Can you give us examples of some projects?
Last year we conducted a pilot project in the life sciences and developed a training program for knowledge transfer. We looked at the topic of spin-offs and the options for knowledge transfer, using our own experts as well as external consultants. We will also be offering this concept for other disciplines. Additionally we plan to explore the area of “ideation” – in other words, the creation of ideas – and offer a range of conferences dedicated to different topics. Last year we ran an event looking at water and in March 2020 we will be offering a conference on process digitalization with business associations from the Berlin-Brandenburg region. Conferences are a chance for medium-sized businesses, start-ups and the various academic chairs at TU Berlin to discuss the different topics and explore options for working together. Our job is to keep up-to-date with these topics and to increase awareness of them.
Tell us something about collaborative work with other Berlin universities in the area of start-up support.
We have been working together intermittently on joint projects for some time now. As part of the Berlin University Alliance, we would now like to strengthen our work and provide start-up services jointly with FU and HU, such as by developing a joint qualification program. The entrepreneurship scene in Berlin is very diverse and there are a great many people involved. Doing something special within the Alliance by placing our focus on scientific start-ups is a great opportunity to gain attention for our work at international level. We want to attract people from abroad for our international scientific start-ups as well; from China for example, a market which we cannot ignore today. Start-ups tend to be very cautious regarding China. We want to work with our China Center to offer a qualification and possibly send start-ups to China in cooperation with Humboldt Universität zu Berlin, which already has close business cooperations with China.
Which challenges do you foresee for the CfE in the coming years?
In the future, we are going to have to widen our areas of focus. Examples of this include the planned Chemical Invention Factory (CIF) for spin-offs in chemistry and the Berlin Institute for the Foundations of Learning and Data (BIFOLD) for leading research in the area of AI, which was established at TU Berlin. Transfer and entrepreneurship also have a role to play in these areas. So we are going to have to organize our program to more precisely address the specific needs of start-ups from a wide range of branches.

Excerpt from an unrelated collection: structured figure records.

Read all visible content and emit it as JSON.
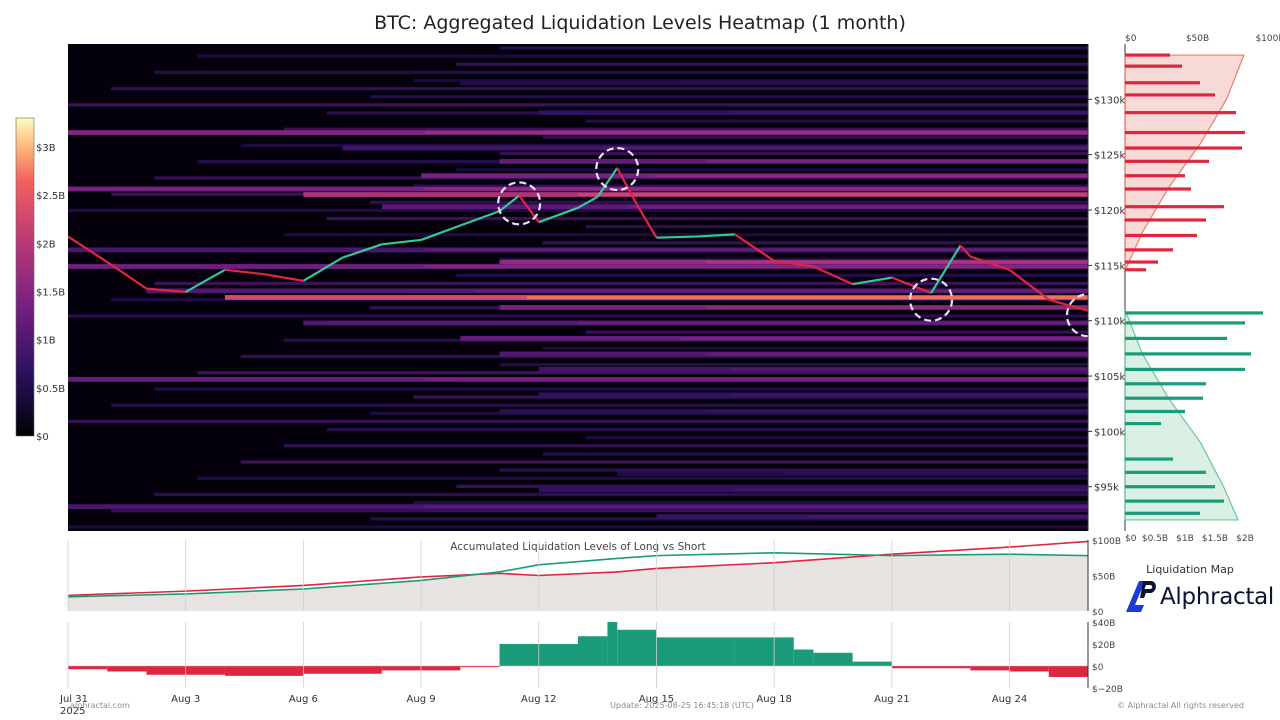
{
  "title": "BTC: Aggregated Liquidation Levels Heatmap (1 month)",
  "colors": {
    "long": "#1a9c7a",
    "short": "#e0253f",
    "cum_bg": "#e6e3e0",
    "heatmap_low": "#000004",
    "heatmap_high": "#fcfdbf"
  },
  "chart_data": [
    {
      "type": "heatmap",
      "name": "liquidation-heatmap",
      "x_dates": [
        "Jul 31\n2025",
        "Aug 3",
        "Aug 6",
        "Aug 9",
        "Aug 12",
        "Aug 15",
        "Aug 18",
        "Aug 21",
        "Aug 24"
      ],
      "x_tick_labels": [
        "Jul 31",
        "Aug 3",
        "Aug 6",
        "Aug 9",
        "Aug 12",
        "Aug 15",
        "Aug 18",
        "Aug 21",
        "Aug 24"
      ],
      "x_year_label": "2025",
      "xlim": [
        "2025-07-31",
        "2025-08-26"
      ],
      "y_ticks": [
        95000,
        100000,
        105000,
        110000,
        115000,
        120000,
        125000,
        130000
      ],
      "y_tick_labels": [
        "$95k",
        "$100k",
        "$105k",
        "$110k",
        "$115k",
        "$120k",
        "$125k",
        "$130k"
      ],
      "ylim": [
        91000,
        135000
      ],
      "colorbar": {
        "ticks": [
          "$0",
          "$0.5B",
          "$1B",
          "$1.5B",
          "$2B",
          "$2.5B",
          "$3B"
        ],
        "values": [
          0,
          0.5,
          1,
          1.5,
          2,
          2.5,
          3
        ],
        "max": 3.3
      },
      "price_series": [
        {
          "date": "2025-07-31",
          "price": 117600
        },
        {
          "date": "2025-08-01",
          "price": 115300
        },
        {
          "date": "2025-08-02",
          "price": 112900
        },
        {
          "date": "2025-08-03",
          "price": 112600
        },
        {
          "date": "2025-08-04",
          "price": 114600
        },
        {
          "date": "2025-08-05",
          "price": 114200
        },
        {
          "date": "2025-08-06",
          "price": 113600
        },
        {
          "date": "2025-08-07",
          "price": 115700
        },
        {
          "date": "2025-08-08",
          "price": 116900
        },
        {
          "date": "2025-08-09",
          "price": 117300
        },
        {
          "date": "2025-08-10",
          "price": 118600
        },
        {
          "date": "2025-08-11",
          "price": 119900
        },
        {
          "date": "2025-08-11T12",
          "price": 121300
        },
        {
          "date": "2025-08-12",
          "price": 118900
        },
        {
          "date": "2025-08-13",
          "price": 120200
        },
        {
          "date": "2025-08-13T12",
          "price": 121200
        },
        {
          "date": "2025-08-14",
          "price": 123800
        },
        {
          "date": "2025-08-14T12",
          "price": 120500
        },
        {
          "date": "2025-08-15",
          "price": 117500
        },
        {
          "date": "2025-08-16",
          "price": 117600
        },
        {
          "date": "2025-08-17",
          "price": 117800
        },
        {
          "date": "2025-08-18",
          "price": 115400
        },
        {
          "date": "2025-08-19",
          "price": 114900
        },
        {
          "date": "2025-08-20",
          "price": 113300
        },
        {
          "date": "2025-08-21",
          "price": 113900
        },
        {
          "date": "2025-08-22",
          "price": 112500
        },
        {
          "date": "2025-08-22T18",
          "price": 116800
        },
        {
          "date": "2025-08-23",
          "price": 115800
        },
        {
          "date": "2025-08-24",
          "price": 114600
        },
        {
          "date": "2025-08-25",
          "price": 111900
        },
        {
          "date": "2025-08-26",
          "price": 110900
        }
      ],
      "highlight_circles": [
        {
          "date": "2025-08-11T12",
          "price": 120600
        },
        {
          "date": "2025-08-14",
          "price": 123700
        },
        {
          "date": "2025-08-22",
          "price": 111900
        },
        {
          "date": "2025-08-26",
          "price": 110500
        }
      ],
      "bands": [
        {
          "price": 131500,
          "start": "2025-08-10",
          "value": 0.6
        },
        {
          "price": 128800,
          "start": "2025-08-12",
          "value": 0.8
        },
        {
          "price": 127000,
          "start": "2025-07-31",
          "value": 1.7
        },
        {
          "price": 125600,
          "start": "2025-08-07",
          "value": 1.0
        },
        {
          "price": 124400,
          "start": "2025-08-11",
          "value": 1.4
        },
        {
          "price": 123100,
          "start": "2025-08-09",
          "value": 1.6
        },
        {
          "price": 121900,
          "start": "2025-07-31",
          "value": 1.6
        },
        {
          "price": 121400,
          "start": "2025-08-06",
          "value": 2.2
        },
        {
          "price": 120300,
          "start": "2025-08-08",
          "value": 1.3
        },
        {
          "price": 116400,
          "start": "2025-07-31",
          "value": 1.1
        },
        {
          "price": 115300,
          "start": "2025-08-11",
          "value": 1.9
        },
        {
          "price": 114900,
          "start": "2025-07-31",
          "value": 1.5
        },
        {
          "price": 112700,
          "start": "2025-08-02",
          "value": 1.2
        },
        {
          "price": 112100,
          "start": "2025-08-04",
          "value": 2.7
        },
        {
          "price": 111200,
          "start": "2025-08-11",
          "value": 1.6
        },
        {
          "price": 109800,
          "start": "2025-08-06",
          "value": 1.2
        },
        {
          "price": 108400,
          "start": "2025-08-10",
          "value": 1.4
        },
        {
          "price": 107000,
          "start": "2025-08-11",
          "value": 1.2
        },
        {
          "price": 105600,
          "start": "2025-08-12",
          "value": 1.0
        },
        {
          "price": 104700,
          "start": "2025-07-31",
          "value": 1.4
        },
        {
          "price": 103300,
          "start": "2025-08-12",
          "value": 0.8
        },
        {
          "price": 101800,
          "start": "2025-08-11",
          "value": 0.7
        },
        {
          "price": 96200,
          "start": "2025-08-14",
          "value": 0.6
        },
        {
          "price": 94700,
          "start": "2025-08-12",
          "value": 0.8
        },
        {
          "price": 93200,
          "start": "2025-07-31",
          "value": 1.1
        },
        {
          "price": 92300,
          "start": "2025-08-15",
          "value": 0.9
        }
      ]
    },
    {
      "type": "bar",
      "name": "liquidation-map",
      "orientation": "horizontal",
      "top_axis_ticks": [
        "$0",
        "$50B",
        "$100B"
      ],
      "bottom_axis_ticks": [
        "$0",
        "$0.5B",
        "$1B",
        "$1.5B",
        "$2B"
      ],
      "label": "Liquidation Map",
      "short_bars": [
        {
          "price": 134000,
          "value": 0.75
        },
        {
          "price": 133000,
          "value": 0.95
        },
        {
          "price": 131500,
          "value": 1.25
        },
        {
          "price": 130400,
          "value": 1.5
        },
        {
          "price": 128800,
          "value": 1.85
        },
        {
          "price": 127000,
          "value": 2.0
        },
        {
          "price": 125600,
          "value": 1.95
        },
        {
          "price": 124400,
          "value": 1.4
        },
        {
          "price": 123100,
          "value": 1.0
        },
        {
          "price": 121900,
          "value": 1.1
        },
        {
          "price": 120300,
          "value": 1.65
        },
        {
          "price": 119100,
          "value": 1.35
        },
        {
          "price": 117700,
          "value": 1.2
        },
        {
          "price": 116400,
          "value": 0.8
        },
        {
          "price": 115300,
          "value": 0.55
        },
        {
          "price": 114600,
          "value": 0.35
        }
      ],
      "long_bars": [
        {
          "price": 110700,
          "value": 2.3
        },
        {
          "price": 109800,
          "value": 2.0
        },
        {
          "price": 108400,
          "value": 1.7
        },
        {
          "price": 107000,
          "value": 2.1
        },
        {
          "price": 105600,
          "value": 2.0
        },
        {
          "price": 104300,
          "value": 1.35
        },
        {
          "price": 103000,
          "value": 1.3
        },
        {
          "price": 101800,
          "value": 1.0
        },
        {
          "price": 100700,
          "value": 0.6
        },
        {
          "price": 97500,
          "value": 0.8
        },
        {
          "price": 96300,
          "value": 1.35
        },
        {
          "price": 95000,
          "value": 1.5
        },
        {
          "price": 93700,
          "value": 1.65
        },
        {
          "price": 92600,
          "value": 1.25
        }
      ],
      "short_cumulative": [
        {
          "price": 114500,
          "value": 0
        },
        {
          "price": 118000,
          "value": 12
        },
        {
          "price": 122000,
          "value": 30
        },
        {
          "price": 126000,
          "value": 52
        },
        {
          "price": 130000,
          "value": 70
        },
        {
          "price": 134000,
          "value": 82
        }
      ],
      "long_cumulative": [
        {
          "price": 111000,
          "value": 0
        },
        {
          "price": 107000,
          "value": 12
        },
        {
          "price": 103000,
          "value": 30
        },
        {
          "price": 99000,
          "value": 52
        },
        {
          "price": 95000,
          "value": 68
        },
        {
          "price": 92000,
          "value": 78
        }
      ]
    },
    {
      "type": "line",
      "name": "accumulated-long-vs-short",
      "title": "Accumulated Liquidation Levels of Long vs Short",
      "y_tick_labels": [
        "$100B",
        "$50B",
        "$0"
      ],
      "ylim": [
        0,
        100
      ],
      "series": [
        {
          "role": "short",
          "values": [
            {
              "date": "2025-07-31",
              "value": 22
            },
            {
              "date": "2025-08-03",
              "value": 28
            },
            {
              "date": "2025-08-06",
              "value": 36
            },
            {
              "date": "2025-08-09",
              "value": 48
            },
            {
              "date": "2025-08-11",
              "value": 53
            },
            {
              "date": "2025-08-12",
              "value": 50
            },
            {
              "date": "2025-08-14",
              "value": 55
            },
            {
              "date": "2025-08-15",
              "value": 60
            },
            {
              "date": "2025-08-18",
              "value": 68
            },
            {
              "date": "2025-08-21",
              "value": 80
            },
            {
              "date": "2025-08-24",
              "value": 90
            },
            {
              "date": "2025-08-26",
              "value": 98
            }
          ]
        },
        {
          "role": "long",
          "values": [
            {
              "date": "2025-07-31",
              "value": 20
            },
            {
              "date": "2025-08-03",
              "value": 24
            },
            {
              "date": "2025-08-06",
              "value": 31
            },
            {
              "date": "2025-08-09",
              "value": 43
            },
            {
              "date": "2025-08-11",
              "value": 55
            },
            {
              "date": "2025-08-12",
              "value": 65
            },
            {
              "date": "2025-08-14",
              "value": 74
            },
            {
              "date": "2025-08-15",
              "value": 78
            },
            {
              "date": "2025-08-18",
              "value": 82
            },
            {
              "date": "2025-08-21",
              "value": 78
            },
            {
              "date": "2025-08-24",
              "value": 80
            },
            {
              "date": "2025-08-26",
              "value": 78
            }
          ]
        }
      ]
    },
    {
      "type": "area",
      "name": "long-minus-short-difference",
      "y_tick_labels": [
        "$40B",
        "$20B",
        "$0",
        "$−20B"
      ],
      "ylim": [
        -20,
        40
      ],
      "values": [
        {
          "date": "2025-07-31",
          "value": -3
        },
        {
          "date": "2025-08-01",
          "value": -5
        },
        {
          "date": "2025-08-02",
          "value": -8
        },
        {
          "date": "2025-08-04",
          "value": -9
        },
        {
          "date": "2025-08-06",
          "value": -7
        },
        {
          "date": "2025-08-08",
          "value": -4
        },
        {
          "date": "2025-08-10",
          "value": -1
        },
        {
          "date": "2025-08-11",
          "value": 20
        },
        {
          "date": "2025-08-12",
          "value": 20
        },
        {
          "date": "2025-08-13",
          "value": 27
        },
        {
          "date": "2025-08-13T18",
          "value": 40
        },
        {
          "date": "2025-08-14",
          "value": 33
        },
        {
          "date": "2025-08-15",
          "value": 26
        },
        {
          "date": "2025-08-17",
          "value": 26
        },
        {
          "date": "2025-08-18",
          "value": 26
        },
        {
          "date": "2025-08-18T12",
          "value": 15
        },
        {
          "date": "2025-08-19",
          "value": 12
        },
        {
          "date": "2025-08-20",
          "value": 4
        },
        {
          "date": "2025-08-21",
          "value": -2
        },
        {
          "date": "2025-08-22",
          "value": -2
        },
        {
          "date": "2025-08-23",
          "value": -4
        },
        {
          "date": "2025-08-24",
          "value": -5
        },
        {
          "date": "2025-08-25",
          "value": -10
        },
        {
          "date": "2025-08-26",
          "value": -20
        }
      ]
    }
  ],
  "brand": {
    "name": "Alphractal",
    "map_label": "Liquidation Map"
  },
  "footer": {
    "left": "alphractal.com",
    "center": "Update: 2025-08-25 16:45:18 (UTC)",
    "right": "© Alphractal All rights reserved"
  }
}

Physicist Karin Kricheldorff has been head of the Centre for Entrepreneurship at TU Berlin since 2019 and has been involved in the project from the outset. Today the CfE employs some 20 members of staff. In 2007, Kricheldorff started working at TU Berlin as advisor for technology-based start-ups. She can look back on 20 years´ experience in science-based entrepreneurship. Before coming to TU Berlin, she worked as advisor at the Leibniz Association and as research associate at the Charité. During the 1990s, Kricheldorff founded her own business and was managing director of Mantik Bioinformatik for a number of years.